Effective intelligent electronic locking systems are specifically designed for server cabinets with a flexible, open architecture that allows them to be easily integrated with any existing security system. A complete electronic access system has three components: an intelligent electromechanical lock, user interface and remote control and monitoring capabilities.

High-quality, reliable electronic locks are critical to the successful operation of a complete solution. Intelligent locks grant access only to validated users and can also provide critical output signals for external security monitoring and auditing. When combined with an electronic lock, the access controller, or user interface, validates the user credential and signals the cabinet to open. Electronic locks can be operated through a variety of access control devices, such as digital keypads, Bluetooth, RFID (radio frequency identification) and biometric readers.

Electronic access offers the simplest way to identify which racks have actually been accessed – by whom, when and for how long. Once access is triggered by an electronic signal, a digital signature is created and archived for future audit trail reporting, either on site or remotely. Other devices, such as indicator lights or alarms can also be set for local alerts. This information is particularly useful for agencies who must meet security compliance requirements which may require submission of an audit trail report, which can also facilitate investigation should a data breach occur.

Additionally, maintaining automatic digital documentation is more convenient than manually tracking and recording access. Rather than keeping track of mechanical keys – particularly in a co-location setting – electronic access allows administrators to upload (or delete) electronic credentials from their user database. Updates to the approved list can even be made remotely, from anywhere in the world.

Solutions for integrating rack-level electronic access

Since different data storage environments have their own unique security requirements, tailoring electronic access solutions to the needs of a data center’s existing infrastructure is essential. An experienced electronic access solutions provider will recommend only the level of complexity that makes sense for the application, and should be able to retrofit the new devices to existing cabinets and security systems. There are numerous solutions for upgrading existing security systems to incorporate rack-level security.

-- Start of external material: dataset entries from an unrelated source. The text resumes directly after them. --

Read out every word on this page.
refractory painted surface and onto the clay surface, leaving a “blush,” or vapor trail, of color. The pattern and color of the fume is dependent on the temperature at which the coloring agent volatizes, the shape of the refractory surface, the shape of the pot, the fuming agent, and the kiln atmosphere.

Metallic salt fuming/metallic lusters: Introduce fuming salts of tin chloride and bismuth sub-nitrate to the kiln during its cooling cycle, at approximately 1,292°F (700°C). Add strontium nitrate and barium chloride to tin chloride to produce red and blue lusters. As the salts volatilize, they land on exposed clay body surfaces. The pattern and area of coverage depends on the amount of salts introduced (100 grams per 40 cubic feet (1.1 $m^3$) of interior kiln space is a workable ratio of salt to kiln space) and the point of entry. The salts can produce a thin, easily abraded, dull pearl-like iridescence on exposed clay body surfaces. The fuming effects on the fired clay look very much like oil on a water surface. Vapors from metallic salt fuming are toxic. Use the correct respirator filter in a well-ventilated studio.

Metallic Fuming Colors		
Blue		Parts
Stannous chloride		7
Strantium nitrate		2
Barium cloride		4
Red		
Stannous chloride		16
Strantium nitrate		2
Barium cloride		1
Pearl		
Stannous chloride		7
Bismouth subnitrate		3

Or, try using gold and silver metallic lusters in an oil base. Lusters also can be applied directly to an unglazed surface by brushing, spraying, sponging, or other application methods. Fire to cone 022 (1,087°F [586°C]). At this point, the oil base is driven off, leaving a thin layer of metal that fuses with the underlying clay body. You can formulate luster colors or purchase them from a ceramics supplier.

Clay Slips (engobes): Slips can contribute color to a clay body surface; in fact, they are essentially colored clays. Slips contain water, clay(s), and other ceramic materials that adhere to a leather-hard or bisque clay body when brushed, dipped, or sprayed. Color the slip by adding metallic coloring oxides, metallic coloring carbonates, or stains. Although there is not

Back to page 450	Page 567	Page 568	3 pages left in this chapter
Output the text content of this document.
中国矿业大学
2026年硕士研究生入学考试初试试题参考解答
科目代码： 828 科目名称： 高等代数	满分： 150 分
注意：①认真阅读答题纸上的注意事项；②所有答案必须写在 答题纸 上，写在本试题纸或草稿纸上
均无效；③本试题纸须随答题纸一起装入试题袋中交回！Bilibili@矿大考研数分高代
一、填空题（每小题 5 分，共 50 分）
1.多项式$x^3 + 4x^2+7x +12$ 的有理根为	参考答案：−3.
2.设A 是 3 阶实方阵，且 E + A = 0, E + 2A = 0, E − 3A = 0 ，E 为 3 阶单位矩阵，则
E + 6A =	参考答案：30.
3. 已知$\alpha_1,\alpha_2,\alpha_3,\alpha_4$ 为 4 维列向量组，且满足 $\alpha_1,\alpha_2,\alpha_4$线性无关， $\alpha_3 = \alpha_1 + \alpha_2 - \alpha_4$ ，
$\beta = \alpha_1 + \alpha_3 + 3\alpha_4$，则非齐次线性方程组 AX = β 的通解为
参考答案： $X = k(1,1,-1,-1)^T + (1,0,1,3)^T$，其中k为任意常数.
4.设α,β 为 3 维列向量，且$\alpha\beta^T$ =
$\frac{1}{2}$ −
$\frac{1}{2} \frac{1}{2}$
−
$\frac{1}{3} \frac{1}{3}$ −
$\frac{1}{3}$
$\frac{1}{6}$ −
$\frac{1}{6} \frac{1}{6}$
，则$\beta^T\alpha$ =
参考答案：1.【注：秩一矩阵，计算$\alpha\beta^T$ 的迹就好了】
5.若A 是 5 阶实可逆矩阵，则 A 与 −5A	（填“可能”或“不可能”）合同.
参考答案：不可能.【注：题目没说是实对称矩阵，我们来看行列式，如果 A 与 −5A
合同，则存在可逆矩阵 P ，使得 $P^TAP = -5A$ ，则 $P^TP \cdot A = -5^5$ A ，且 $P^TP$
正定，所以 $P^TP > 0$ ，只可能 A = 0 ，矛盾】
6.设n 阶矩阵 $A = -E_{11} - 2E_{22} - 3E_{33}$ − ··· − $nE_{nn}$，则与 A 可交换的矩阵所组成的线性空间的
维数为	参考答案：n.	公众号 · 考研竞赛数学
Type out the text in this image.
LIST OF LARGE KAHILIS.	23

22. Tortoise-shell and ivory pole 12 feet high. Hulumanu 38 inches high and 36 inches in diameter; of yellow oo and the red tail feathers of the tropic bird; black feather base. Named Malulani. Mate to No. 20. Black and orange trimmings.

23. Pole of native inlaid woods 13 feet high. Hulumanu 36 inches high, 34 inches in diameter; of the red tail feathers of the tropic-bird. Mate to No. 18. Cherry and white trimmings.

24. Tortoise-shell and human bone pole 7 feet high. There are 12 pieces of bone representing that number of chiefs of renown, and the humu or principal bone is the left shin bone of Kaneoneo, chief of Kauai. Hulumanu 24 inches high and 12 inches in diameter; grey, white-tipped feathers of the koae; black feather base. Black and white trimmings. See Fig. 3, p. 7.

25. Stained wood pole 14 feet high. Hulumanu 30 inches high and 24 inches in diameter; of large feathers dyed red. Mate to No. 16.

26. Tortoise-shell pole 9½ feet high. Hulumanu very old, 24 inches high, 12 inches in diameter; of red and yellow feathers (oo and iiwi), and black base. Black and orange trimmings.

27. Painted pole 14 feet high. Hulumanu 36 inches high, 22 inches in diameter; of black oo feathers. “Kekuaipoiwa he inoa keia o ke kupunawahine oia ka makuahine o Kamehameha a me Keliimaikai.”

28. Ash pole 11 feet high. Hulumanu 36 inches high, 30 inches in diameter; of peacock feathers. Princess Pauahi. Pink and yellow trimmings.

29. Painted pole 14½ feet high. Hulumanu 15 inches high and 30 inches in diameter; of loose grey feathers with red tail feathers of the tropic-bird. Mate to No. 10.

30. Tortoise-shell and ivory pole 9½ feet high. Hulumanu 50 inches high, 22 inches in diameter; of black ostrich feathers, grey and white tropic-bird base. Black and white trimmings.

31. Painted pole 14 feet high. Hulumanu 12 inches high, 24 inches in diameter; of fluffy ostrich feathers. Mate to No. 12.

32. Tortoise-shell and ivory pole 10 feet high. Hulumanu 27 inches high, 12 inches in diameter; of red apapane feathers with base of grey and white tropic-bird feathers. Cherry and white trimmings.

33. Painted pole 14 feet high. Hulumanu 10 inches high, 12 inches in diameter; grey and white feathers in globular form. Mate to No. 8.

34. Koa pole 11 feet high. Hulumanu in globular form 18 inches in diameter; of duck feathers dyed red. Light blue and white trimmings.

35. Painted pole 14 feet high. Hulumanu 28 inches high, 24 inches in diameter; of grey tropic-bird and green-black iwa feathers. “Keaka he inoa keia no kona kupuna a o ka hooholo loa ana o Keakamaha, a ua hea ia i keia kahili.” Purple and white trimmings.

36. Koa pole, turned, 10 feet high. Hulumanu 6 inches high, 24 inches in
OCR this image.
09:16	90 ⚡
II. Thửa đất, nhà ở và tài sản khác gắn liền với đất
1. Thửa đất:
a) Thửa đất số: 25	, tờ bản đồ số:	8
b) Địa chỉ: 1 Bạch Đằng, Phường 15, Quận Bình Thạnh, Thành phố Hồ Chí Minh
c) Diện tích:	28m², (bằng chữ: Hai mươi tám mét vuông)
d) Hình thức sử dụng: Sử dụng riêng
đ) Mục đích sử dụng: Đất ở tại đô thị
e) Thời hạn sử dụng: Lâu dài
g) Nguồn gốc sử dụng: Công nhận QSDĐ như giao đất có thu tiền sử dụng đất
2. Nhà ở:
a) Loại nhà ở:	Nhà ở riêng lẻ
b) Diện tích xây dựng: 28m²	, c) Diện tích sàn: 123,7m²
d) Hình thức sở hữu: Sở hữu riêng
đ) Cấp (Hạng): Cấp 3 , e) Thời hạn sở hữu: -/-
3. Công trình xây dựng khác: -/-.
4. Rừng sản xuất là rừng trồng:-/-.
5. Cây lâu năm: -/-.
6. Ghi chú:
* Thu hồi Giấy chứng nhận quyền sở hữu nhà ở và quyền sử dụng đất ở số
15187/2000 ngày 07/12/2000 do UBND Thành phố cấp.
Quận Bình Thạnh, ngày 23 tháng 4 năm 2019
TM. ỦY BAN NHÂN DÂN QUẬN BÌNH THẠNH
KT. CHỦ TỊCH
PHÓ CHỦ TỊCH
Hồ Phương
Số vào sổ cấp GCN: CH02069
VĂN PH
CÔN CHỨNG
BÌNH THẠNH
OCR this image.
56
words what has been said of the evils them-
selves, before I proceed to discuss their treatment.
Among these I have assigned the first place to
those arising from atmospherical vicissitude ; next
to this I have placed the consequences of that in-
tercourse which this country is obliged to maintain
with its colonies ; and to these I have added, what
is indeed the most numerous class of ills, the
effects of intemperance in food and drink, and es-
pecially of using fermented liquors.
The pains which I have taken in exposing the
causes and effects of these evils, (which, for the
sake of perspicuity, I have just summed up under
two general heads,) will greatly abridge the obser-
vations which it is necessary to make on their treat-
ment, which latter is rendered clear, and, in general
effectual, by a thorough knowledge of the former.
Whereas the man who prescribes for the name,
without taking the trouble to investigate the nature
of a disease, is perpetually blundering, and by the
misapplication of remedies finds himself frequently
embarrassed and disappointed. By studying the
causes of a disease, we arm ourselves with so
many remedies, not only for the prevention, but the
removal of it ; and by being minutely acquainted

Self-contained solutions for instance, are the simplest form of electronic access. Useful for simplified key management and other basic functions, these battery-powered solutions are easy to install, and provide electromechanical locking and access control in one package, with no wiring involved. Standalone solutions are another option that provides local plug-and-play access control, independent of any network. Standalone solutions do not typically require any software for operation and cannot be accessed remotely.

Integrated solutions on the other hand, offer cabinet level access control that can be integrated with building access control and monitoring systems, extending an existing networked access control system down to the rack level. Independent networked solutions can be used to monitor and manage multiple rack access points from a host computer for remote system configuration, access control and monitoring.

Applying physical access control across the facility

In today’s highly regulated data center environment, access control and monitoring at the rack level are a must. While significant resources are dedicated to fighting online cyber-attacks, physical protection of stored data is equally as important – especially for government bodies. The need for increased security and compliance with a myriad of regulations necessitate access control and monitoring capabilities for the actual cabinets where data is stored. Data center managers can achieve physical access control by implementing electronic access solutions, which offer solutions for audit trail maintenance and compatibility with existing facility wide security systems. Protecting data within government facilities requires the same level of access control for racks as the buildings that house them.

Steve Spatig is general manager of Electronic Access Solutions at Southco.